Quadratic Formula Calculator

What is the Quadratic Formula?

The quadratic formula is a mathematical tool used to solve quadratic equations of the form:

$$ax^2 + bx + c = 0$$

The solution to this equation is given by:

$$x = \frac{-b \pm \sqrt{b^2 - 4ac}}{2a}$$

Here:

• $a$, $b$, and $c$ are coefficients of the quadratic equation,
• $b^2 - 4ac$ is called the discriminant, determining the nature of the roots.

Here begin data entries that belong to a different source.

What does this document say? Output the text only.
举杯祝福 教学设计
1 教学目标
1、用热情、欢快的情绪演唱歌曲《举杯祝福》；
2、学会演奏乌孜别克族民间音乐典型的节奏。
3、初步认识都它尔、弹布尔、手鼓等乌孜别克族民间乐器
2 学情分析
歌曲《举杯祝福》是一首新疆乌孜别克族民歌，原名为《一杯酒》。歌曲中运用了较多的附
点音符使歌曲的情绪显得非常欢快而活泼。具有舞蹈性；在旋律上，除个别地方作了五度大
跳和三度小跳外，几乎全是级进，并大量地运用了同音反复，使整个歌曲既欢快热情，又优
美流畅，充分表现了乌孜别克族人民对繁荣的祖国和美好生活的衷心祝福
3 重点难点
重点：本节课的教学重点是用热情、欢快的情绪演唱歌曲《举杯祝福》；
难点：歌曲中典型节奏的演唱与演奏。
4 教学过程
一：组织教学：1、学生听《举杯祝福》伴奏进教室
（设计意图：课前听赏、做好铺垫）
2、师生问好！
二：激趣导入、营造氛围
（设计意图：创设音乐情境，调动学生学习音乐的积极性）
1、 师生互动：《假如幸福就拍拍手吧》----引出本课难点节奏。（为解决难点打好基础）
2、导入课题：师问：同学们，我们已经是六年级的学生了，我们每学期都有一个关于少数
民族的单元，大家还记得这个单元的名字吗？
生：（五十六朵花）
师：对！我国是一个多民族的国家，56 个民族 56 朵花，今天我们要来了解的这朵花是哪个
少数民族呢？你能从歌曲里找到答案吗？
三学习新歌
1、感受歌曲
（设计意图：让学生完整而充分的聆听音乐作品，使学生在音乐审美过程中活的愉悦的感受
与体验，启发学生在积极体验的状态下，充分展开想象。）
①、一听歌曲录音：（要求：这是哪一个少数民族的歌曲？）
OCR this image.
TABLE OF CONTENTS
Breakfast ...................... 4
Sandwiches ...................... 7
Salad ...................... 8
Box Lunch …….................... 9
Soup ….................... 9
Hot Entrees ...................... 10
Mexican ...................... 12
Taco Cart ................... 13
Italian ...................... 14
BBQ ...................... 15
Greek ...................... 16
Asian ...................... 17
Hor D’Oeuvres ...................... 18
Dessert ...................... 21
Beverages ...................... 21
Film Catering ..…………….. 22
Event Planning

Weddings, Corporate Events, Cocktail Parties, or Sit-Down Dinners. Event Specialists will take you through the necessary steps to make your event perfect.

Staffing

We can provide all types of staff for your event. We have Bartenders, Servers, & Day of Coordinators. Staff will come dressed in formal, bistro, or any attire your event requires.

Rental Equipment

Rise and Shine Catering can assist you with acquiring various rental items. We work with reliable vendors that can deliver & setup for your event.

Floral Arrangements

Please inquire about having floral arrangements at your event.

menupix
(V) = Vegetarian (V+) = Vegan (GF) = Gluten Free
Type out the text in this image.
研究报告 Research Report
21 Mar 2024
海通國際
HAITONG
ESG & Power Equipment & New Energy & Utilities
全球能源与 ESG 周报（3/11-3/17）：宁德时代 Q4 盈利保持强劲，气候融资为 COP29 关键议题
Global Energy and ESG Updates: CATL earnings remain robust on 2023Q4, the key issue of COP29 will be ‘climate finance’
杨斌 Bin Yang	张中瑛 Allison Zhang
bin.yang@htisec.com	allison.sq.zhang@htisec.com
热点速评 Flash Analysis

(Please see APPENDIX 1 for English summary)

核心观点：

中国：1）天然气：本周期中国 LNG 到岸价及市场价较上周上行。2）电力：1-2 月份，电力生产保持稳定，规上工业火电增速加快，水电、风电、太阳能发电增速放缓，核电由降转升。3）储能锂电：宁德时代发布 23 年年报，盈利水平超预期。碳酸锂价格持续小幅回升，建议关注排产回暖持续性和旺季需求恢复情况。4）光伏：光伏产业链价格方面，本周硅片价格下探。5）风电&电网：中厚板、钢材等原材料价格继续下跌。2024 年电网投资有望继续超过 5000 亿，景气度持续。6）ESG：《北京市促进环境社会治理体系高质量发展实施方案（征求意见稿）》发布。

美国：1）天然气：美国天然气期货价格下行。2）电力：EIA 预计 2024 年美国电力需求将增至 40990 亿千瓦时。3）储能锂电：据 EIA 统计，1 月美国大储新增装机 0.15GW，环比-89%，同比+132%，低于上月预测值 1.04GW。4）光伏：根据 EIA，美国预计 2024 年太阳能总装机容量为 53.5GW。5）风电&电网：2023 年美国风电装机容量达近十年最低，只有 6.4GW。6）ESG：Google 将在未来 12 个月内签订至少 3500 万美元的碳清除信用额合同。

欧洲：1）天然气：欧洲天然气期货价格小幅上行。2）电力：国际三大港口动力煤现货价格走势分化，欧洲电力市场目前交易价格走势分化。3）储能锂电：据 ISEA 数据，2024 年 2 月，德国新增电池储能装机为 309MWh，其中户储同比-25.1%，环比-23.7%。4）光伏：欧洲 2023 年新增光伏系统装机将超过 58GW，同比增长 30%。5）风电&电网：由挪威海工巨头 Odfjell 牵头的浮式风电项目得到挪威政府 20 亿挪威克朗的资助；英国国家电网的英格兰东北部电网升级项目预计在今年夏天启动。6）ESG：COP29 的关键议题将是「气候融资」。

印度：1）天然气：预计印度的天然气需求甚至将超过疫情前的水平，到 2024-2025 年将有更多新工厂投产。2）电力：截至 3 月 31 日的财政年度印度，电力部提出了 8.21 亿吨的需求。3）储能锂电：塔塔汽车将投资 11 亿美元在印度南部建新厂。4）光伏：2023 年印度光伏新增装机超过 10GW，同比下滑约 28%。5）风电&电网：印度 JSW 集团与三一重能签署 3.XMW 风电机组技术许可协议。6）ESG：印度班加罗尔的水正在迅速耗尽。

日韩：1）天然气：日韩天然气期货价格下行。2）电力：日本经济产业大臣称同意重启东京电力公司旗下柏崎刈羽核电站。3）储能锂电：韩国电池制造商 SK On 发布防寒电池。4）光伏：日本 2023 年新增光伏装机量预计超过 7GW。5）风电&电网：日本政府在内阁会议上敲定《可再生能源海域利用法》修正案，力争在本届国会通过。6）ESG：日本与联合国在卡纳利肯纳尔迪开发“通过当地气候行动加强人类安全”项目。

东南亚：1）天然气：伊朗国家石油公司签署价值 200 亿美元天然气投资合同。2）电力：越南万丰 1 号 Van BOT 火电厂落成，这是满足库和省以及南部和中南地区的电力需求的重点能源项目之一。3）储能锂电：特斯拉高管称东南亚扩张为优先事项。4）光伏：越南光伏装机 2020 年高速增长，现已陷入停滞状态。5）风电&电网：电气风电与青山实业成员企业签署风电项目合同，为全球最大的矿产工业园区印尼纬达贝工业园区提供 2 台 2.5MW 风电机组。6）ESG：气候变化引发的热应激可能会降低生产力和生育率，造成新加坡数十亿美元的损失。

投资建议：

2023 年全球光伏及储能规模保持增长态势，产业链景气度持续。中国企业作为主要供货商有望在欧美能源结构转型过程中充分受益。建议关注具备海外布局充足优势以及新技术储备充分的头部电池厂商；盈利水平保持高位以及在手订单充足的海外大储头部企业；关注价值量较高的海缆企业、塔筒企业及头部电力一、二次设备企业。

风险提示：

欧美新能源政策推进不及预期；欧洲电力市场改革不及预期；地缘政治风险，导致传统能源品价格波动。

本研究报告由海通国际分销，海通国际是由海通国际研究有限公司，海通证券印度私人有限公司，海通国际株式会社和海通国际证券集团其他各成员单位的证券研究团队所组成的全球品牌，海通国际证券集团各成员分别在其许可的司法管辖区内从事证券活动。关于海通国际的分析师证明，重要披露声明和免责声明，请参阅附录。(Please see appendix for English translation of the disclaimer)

Nature of Roots Based on the Discriminant:

1. Positive Discriminant ($b^2 - 4ac > 0$): Two distinct real roots.
2. Zero Discriminant ($b^2 - 4ac = 0$): One real root (repeated root).
3. Negative Discriminant ($b^2 - 4ac < 0$): Two complex roots.
   
   

Derivation of the Quadratic Formula

Step 0: Start form the quadratic formula, or from the general quadratic equation:

$$ax^2 + bx + c = 0$$ Step 1: Normalize the equation

Divide through by $a$ (assuming $a \neq 0$) to simplify the equation:

$$x^2 + \frac{b}{a}x + \frac{c}{a} = 0$$ Step 2: Move the constant term to the other side

Rearrange the equation so that the constant term is isolated:

$$x^2 + \frac{b}{a}x = -\frac{c}{a}$$ Step 3: Complete the square

To complete the square, add and subtract $\left(\frac{b}{2a}\right)^2$ on the left-hand side:

$$x^2 + \frac{b}{a}x + \left(\frac{b}{2a}\right)^2 = \left(\frac{b}{2a}\right)^2 - \frac{c}{a}$$

Simplify the left-hand side as a perfect square trinomial:

$$\left(x + \frac{b}{2a}\right)^2 = \frac{b^2}{4a^2} - \frac{c}{a}$$ Step 4: Combine terms on the right-hand side

The fractions on the right-hand side can be combined under a common denominator:

$$\left(x + \frac{b}{2a}\right)^2 = \frac{b^2 - 4ac}{4a^2}$$ Step 5: Take the square root of both sides

Apply the square root to both sides, remembering to consider both the positive and negative roots:

$$x + \frac{b}{2a} = \pm \frac{\sqrt{b^2 - 4ac}}{2a}$$ Step 6: Solve for $x$

Isolate $x$ by subtracting $\frac{b}{2a}$ from both sides:

$$x = -\frac{b}{2a} \pm \frac{\sqrt{b^2 - 4ac}}{2a}$$

Combine the terms into a single fraction:

$$x = \frac{-b \pm \sqrt{b^2 - 4ac}}{2a}$$

Example: Solve

$2x^2 - 4x - 6 = 0$

1. $a = 2$, $b = -4$, $c = -6$.
2. Substitute into the formula: $$x = \frac{-(-4) \pm \sqrt{(-4)^2 - 4(2)(-6)}}{2(2)}$$ $$x = \frac{4 \pm \sqrt{16 + 48}}{4}$$ $$x = \frac{4 \pm \sqrt{64}}{4}$$ $$x = \frac{4 \pm 8}{4}$$
3. Simplify: $$x_1 = \frac{4 + 8}{4} = 3, \quad x_2 = \frac{4 - 8}{4} = -1$$

Sources:

Keedy, M. L., & Bittinger, M. L. (1982). Algebra and Trigonometry: A Functions Approach. Addison Wesley Publishing Company.